The generalization that women like to talk more, and men prefer action than words, is not a claim that I can relate to or shrug off. Mutual communication is important firstly in a couple, and my parents perfectly apply that by communicating with each other before taking actions, for example, missing grocery, buying a new house piece, sealing off business deals. Both believe in talking about it to each other instead of just acting on impulse. The only time that they do take actions on impulse is when the other isn’t available or when they’re mad at each other. Talking helps to clear out so many misunderstandings and is an important asset in any functioning and healthy relationship.

As for the other stereotype of women showing more emotion than men, in this case, it is indeed true. For the emotion of anger, my mother is more hot-headed than my father.

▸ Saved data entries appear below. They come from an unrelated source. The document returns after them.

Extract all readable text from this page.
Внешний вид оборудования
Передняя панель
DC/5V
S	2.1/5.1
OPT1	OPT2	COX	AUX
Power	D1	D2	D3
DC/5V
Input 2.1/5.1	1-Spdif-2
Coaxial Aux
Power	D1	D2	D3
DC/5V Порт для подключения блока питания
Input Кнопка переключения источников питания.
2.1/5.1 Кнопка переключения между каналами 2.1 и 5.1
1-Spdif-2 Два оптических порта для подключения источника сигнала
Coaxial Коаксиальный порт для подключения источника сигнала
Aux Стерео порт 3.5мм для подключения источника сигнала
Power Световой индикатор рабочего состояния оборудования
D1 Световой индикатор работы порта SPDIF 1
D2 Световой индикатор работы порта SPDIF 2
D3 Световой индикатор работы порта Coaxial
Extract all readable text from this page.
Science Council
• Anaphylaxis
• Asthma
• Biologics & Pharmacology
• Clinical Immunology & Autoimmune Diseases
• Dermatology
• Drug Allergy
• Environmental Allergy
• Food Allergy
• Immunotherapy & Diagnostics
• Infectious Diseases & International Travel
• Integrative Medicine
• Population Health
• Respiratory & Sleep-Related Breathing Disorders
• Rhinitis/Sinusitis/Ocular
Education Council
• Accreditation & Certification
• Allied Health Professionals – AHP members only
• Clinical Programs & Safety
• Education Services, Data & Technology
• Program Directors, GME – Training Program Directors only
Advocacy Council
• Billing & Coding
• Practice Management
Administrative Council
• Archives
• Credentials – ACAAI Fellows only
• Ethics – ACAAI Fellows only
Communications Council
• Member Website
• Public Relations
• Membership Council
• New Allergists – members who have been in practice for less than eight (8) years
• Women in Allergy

In playfulness, my father is the one seen being more jolly on a daily basis, My mother although does have her moments of playfulness and goofiness on certain occasions. In terms of sadness, both of them do equally get sad but my mother is more prone to showing it than my father, which goes hand-in-hand with women showing more emotions, because of the pressure on men to be more indifferent to emotions in order to appear manlier.

All in all, gender communication has been a subject of study for years, and whether it’s formed by nurture or nature is still being debated. Societal pressure acts upon different individuals of the society, though in this era, many have broken free of it and do as they please, this will allow sociologists to have a much more concise and accurate experimentation on gender studies.